Hi Manfred,
Thanks for the reply. I cannot do as you suggest because I don't control the artifacts.
As I mentioned in my previous mail, I'm working on Cursive, an IDE for working with Clojure code based on IntelliJ. When Cursive users open a Leiningen project, I call lein for each module (which corresponds to a lein/Maven/Aether artifact) to resolve its dependencies via Aether and attach the artifacts from those dependencies to the module as libraries so that symbol resolution works correctly. This all works fine in simple cases.

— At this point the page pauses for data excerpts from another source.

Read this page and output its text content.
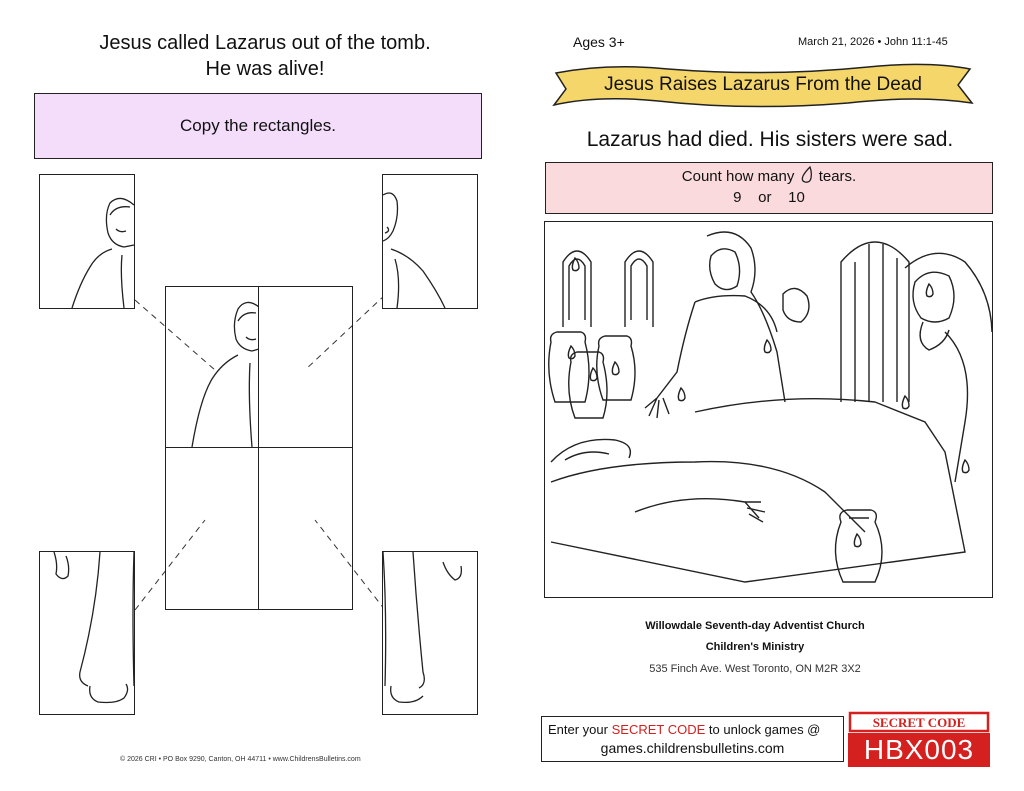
Jesus called Lazarus out of the tomb.
He was alive!
Copy the rectangles.
© 2026 CRI • PO Box 9290, Canton, OH 44711 • www.ChildrensBulletins.com
Ages 3+	March 21, 2026 • John 11:1-45
Jesus Raises Lazarus From the Dead
Lazarus had died. His sisters were sad.
Count how many tears.
9 or 10
Willowdale Seventh-day Adventist Church
Children's Ministry
535 Finch Ave. West Toronto, ON M2R 3X2
Enter your SECRET CODE to unlock games @
games.childrensbulletins.com
SECRET CODE
HBX003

However in more complex projects, they are generally made up of multiple lein/Maven modules with dependencies between them. If the user opens one of these projects for the first time before compiling it, the resolution will fail for the modules which depend on other modules from the project because the dependencies are not installed in the local repo yet and may not be published anywhere public. Since the resolution fails, Cursive cannot attach any libraries to the modules and nothing works in the IDE.

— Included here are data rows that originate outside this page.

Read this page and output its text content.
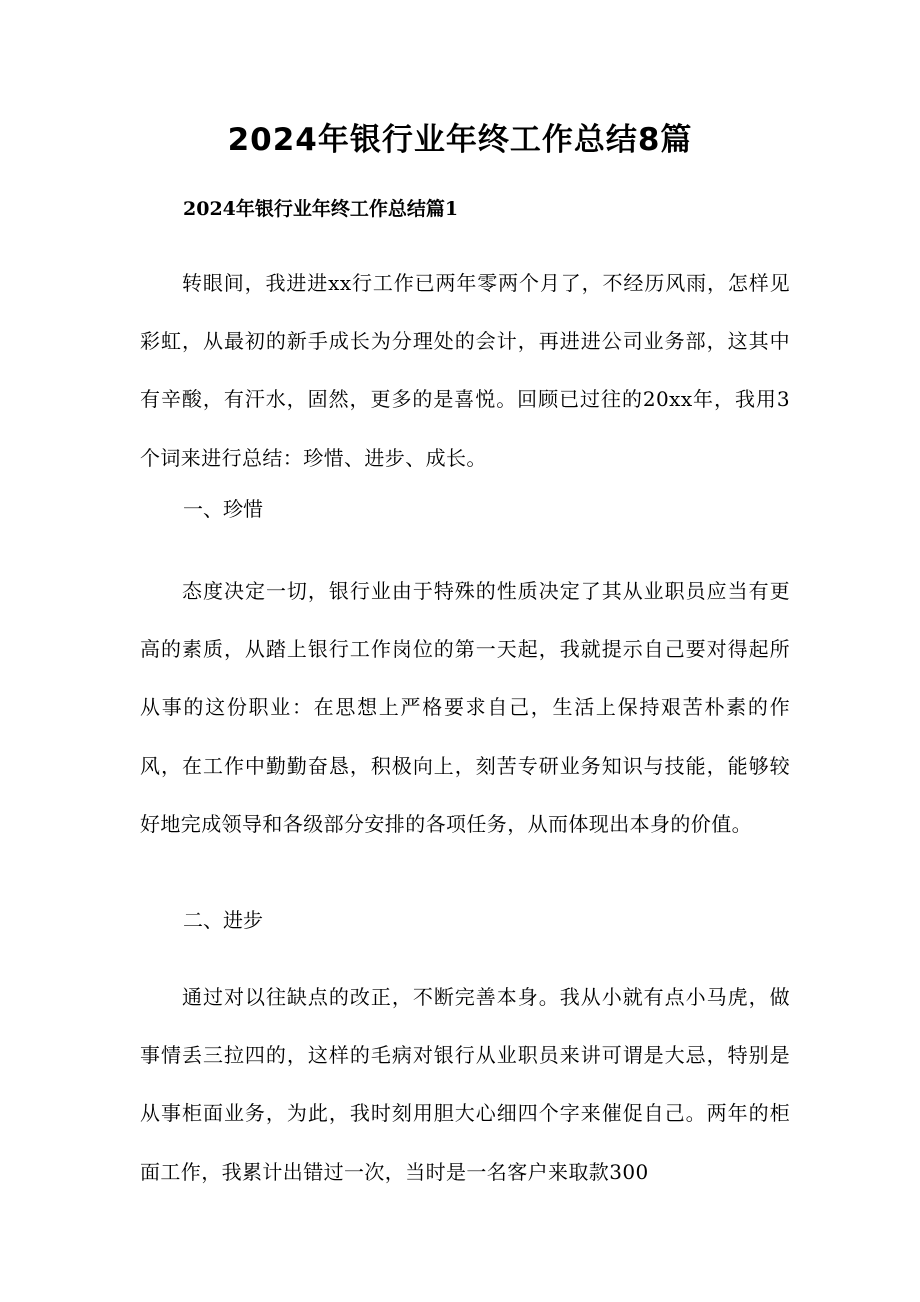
2024年银行业年终工作总结8篇

2024年银行业年终工作总结篇1

转眼间，我进进xx行工作已两年零两个月了，不经历风雨，怎样见彩虹，从最初的新手成长为分理处的会计，再进进公司业务部，这其中有辛酸，有汗水，固然，更多的是喜悦。回顾已过往的20xx年，我用3个词来进行总结：珍惜、进步、成长。

一、珍惜

态度决定一切，银行业由于特殊的性质决定了其从业职员应当有更高的素质，从踏上银行工作岗位的第一天起，我就提示自己要对得起所从事的这份职业：在思想上严格要求自己，生活上保持艰苦朴素的作风，在工作中勤勤奋恳，积极向上，刻苦专研业务知识与技能，能够较好地完成领导和各级部分安排的各项任务，从而体现出本身的价值。

二、进步

通过对以往缺点的改正，不断完善本身。我从小就有点小马虎，做事情丢三拉四的，这样的毛病对银行从业职员来讲可谓是大忌，特别是从事柜面业务，为此，我时刻用胆大心细四个字来催促自己。两年的柜面工作，我累计出错过一次，当时是一名客户来取款300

In addition to the on-first-open use case, when working with these projects it's useful for the IDE to be able to resolve modified code across modules without requiring the user to continually compile and install the dependent modules into their local repo. I do this by adding dependencies between the IntelliJ modules and removing the library dependencies for the inter-module dependencies within the project.
Currently I achieve all this by fiddling with the project.clj (lein's equivalent to a pom) before calling into lein. I collect all the project.clj files for the whole project, work out the dependencies between them and remove those dependencies from the project.clj files before passing them to lein. However this has subtle side effects, mostly that occasionally the incorrect version of a dependency will be attached - I assume this is due to slightly different versions of dependencies coming out of the transitive dependency calculations with some of the dependencies removed. I'd like to avoid this, and the temporary repository solution I described seems like a cleaner solution to this.